Yugoslavia is one of the thirteen countries who accepted the invitation of Uruguay to compete in the inaugural World Cup in 1930. No qualification was required for the event, indeed Ireland were also invited to the tournament but declined, thus ensuring a wait of sixty years before they would make their debut in the finals. Yugoslavia played a mere three games but still made the semi finals. Victories over Brazil (2-1) and Bolivia (4-0) ensured they topped the group. However, advancing beyond the last four was a bridge too far as they were heavily defeated 6-1 by hosts and eventual winners Uruguay.
Yugoslavia failed to qualify for the next two World Cups but were back in 1950 when the tournament took place in Brazil. They were handed a tough draw in the first round where they were matched with the hosts, along with Switzerland and Mexico. The side performed admirably beating Switzerland (3-0) and Mexico (4-1). A draw against Brazil in their final match would have put them through to the final pool. Unfortunately, a 2-0 defeat meant an early exit from the tournament and another long journey home to Europe empty-handed.
Four years later in Switzerland, Yugoslavia qualified for their first European-based World Cup and they were drawn in a tough group with Brazil, France and Mexico. As one of the unseeded teams in the tournament they would have to face Brazil and France and would not be required to face Mexico. However, the team performed heroically defeating France 1-0 and drawing 1-1 after extra time with Brazil. Luck deserted them in the final pool placings as the toss of a coin granted Brazil top spot in the group. Yugoslavia went on to face West Germany in the last eight and were defeated 2-0.

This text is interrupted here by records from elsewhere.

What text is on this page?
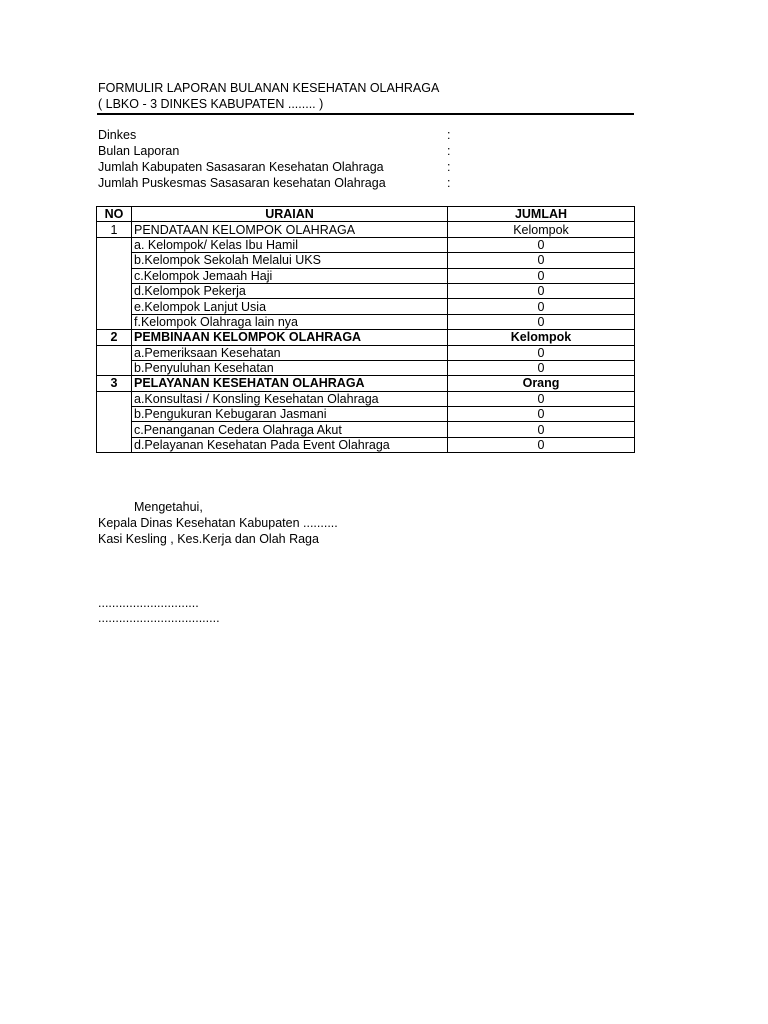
FORMULIR LAPORAN BULANAN KESEHATAN OLAHRAGA
( LBKO - 3 DINKES KABUPATEN ........ )
Dinkes	:
Bulan Laporan	:
Jumlah Kabupaten Sasasaran Kesehatan Olahraga	:
Jumlah Puskesmas Sasasaran kesehatan Olahraga	:
NO	URAIAN	JUMLAH
1	PENDATAAN KELOMPOK OLAHRAGA	Kelompok
	a. Kelompok/ Kelas Ibu Hamil	0
	b.Kelompok Sekolah Melalui UKS	0
	c.Kelompok Jemaah Haji	0
	d.Kelompok Pekerja	0
	e.Kelompok Lanjut Usia	0
	f.Kelompok Olahraga lain nya	0
2	PEMBINAAN KELOMPOK OLAHRAGA	Kelompok
	a.Pemeriksaan Kesehatan	0
	b.Penyuluhan Kesehatan	0
3	PELAYANAN KESEHATAN OLAHRAGA	Orang
	a.Konsultasi / Konsling Kesehatan Olahraga	0
	b.Pengukuran Kebugaran Jasmani	0
	c.Penanganan Cedera Olahraga Akut	0
	d.Pelayanan Kesehatan Pada Event Olahraga	0
Mengetahui,
Kepala Dinas Kesehatan Kabupaten ..........
Kasi Kesling , Kes.Kerja dan Olah Raga
.............................
...................................
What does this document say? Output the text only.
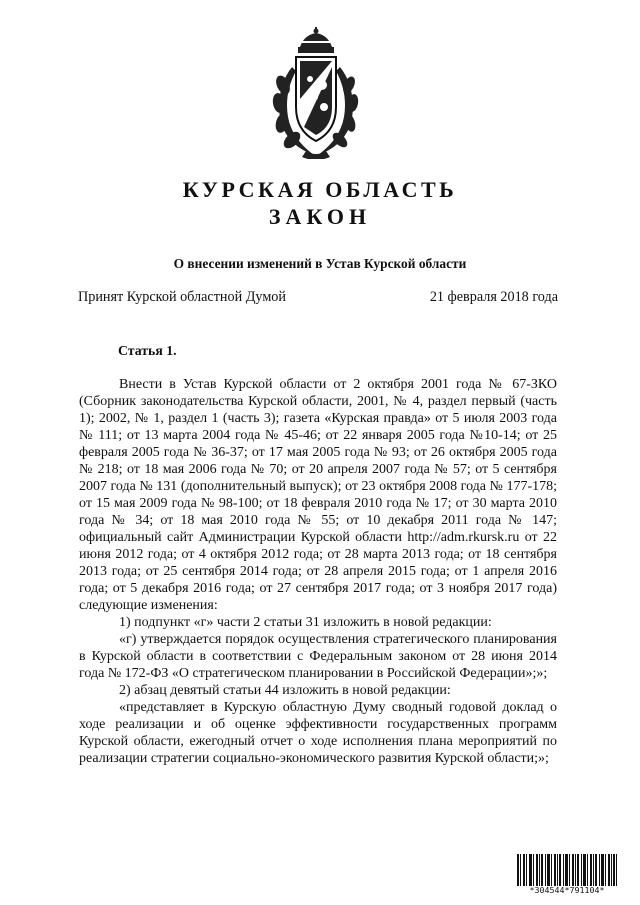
КУРСКАЯ ОБЛАСТЬ
ЗАКОН
О внесении изменений в Устав Курской области
Принят Курской областной Думой	21 февраля 2018 года
Статья 1.

Внести в Устав Курской области от 2 октября 2001 года № 67-ЗКО (Сборник законодательства Курской области, 2001, № 4, раздел первый (часть 1); 2002, № 1, раздел 1 (часть 3); газета «Курская правда» от 5 июля 2003 года № 111; от 13 марта 2004 года № 45-46; от 22 января 2005 года №10-14; от 25 февраля 2005 года № 36-37; от 17 мая 2005 года № 93; от 26 октября 2005 года № 218; от 18 мая 2006 года № 70; от 20 апреля 2007 года № 57; от 5 сентября 2007 года № 131 (дополнительный выпуск); от 23 октября 2008 года № 177-178; от 15 мая 2009 года № 98-100; от 18 февраля 2010 года № 17; от 30 марта 2010 года № 34; от 18 мая 2010 года № 55; от 10 декабря 2011 года № 147; официальный сайт Администрации Курской области http://adm.rkursk.ru от 22 июня 2012 года; от 4 октября 2012 года; от 28 марта 2013 года; от 18 сентября 2013 года; от 25 сентября 2014 года; от 28 апреля 2015 года; от 1 апреля 2016 года; от 5 декабря 2016 года; от 27 сентября 2017 года; от 3 ноября 2017 года) следующие изменения:

1) подпункт «г» части 2 статьи 31 изложить в новой редакции:

«г) утверждается порядок осуществления стратегического планирования в Курской области в соответствии с Федеральным законом от 28 июня 2014 года № 172-ФЗ «О стратегическом планировании в Российской Федерации»;»;

2) абзац девятый статьи 44 изложить в новой редакции:

«представляет в Курскую областную Думу сводный годовой доклад о ходе реализации и об оценке эффективности государственных программ Курской области, ежегодный отчет о ходе исполнения плана мероприятий по реализации стратегии социально-экономического развития Курской области;»;

*304544*791104*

The Yugoslav team qualified for its third consecutive World Cup which was held in Sweden in 1958. In the first round they would face France, as they had four years previously, along with Scotland and Paraguay. An opening 1-1 draw with Scotland was followed by an exceptional 3-2 victory over France and the side completed their group fixtures with a high scoring 3-3 draw with Paraguay. Despite finishing level on points with France, goal average determined the team were placed second in the group and once again they would face West Germany in the quarter final. History was to repeat itself and Yugoslavia exited the tournament to the World Champions by the narrowest of margins – losing out 1-0.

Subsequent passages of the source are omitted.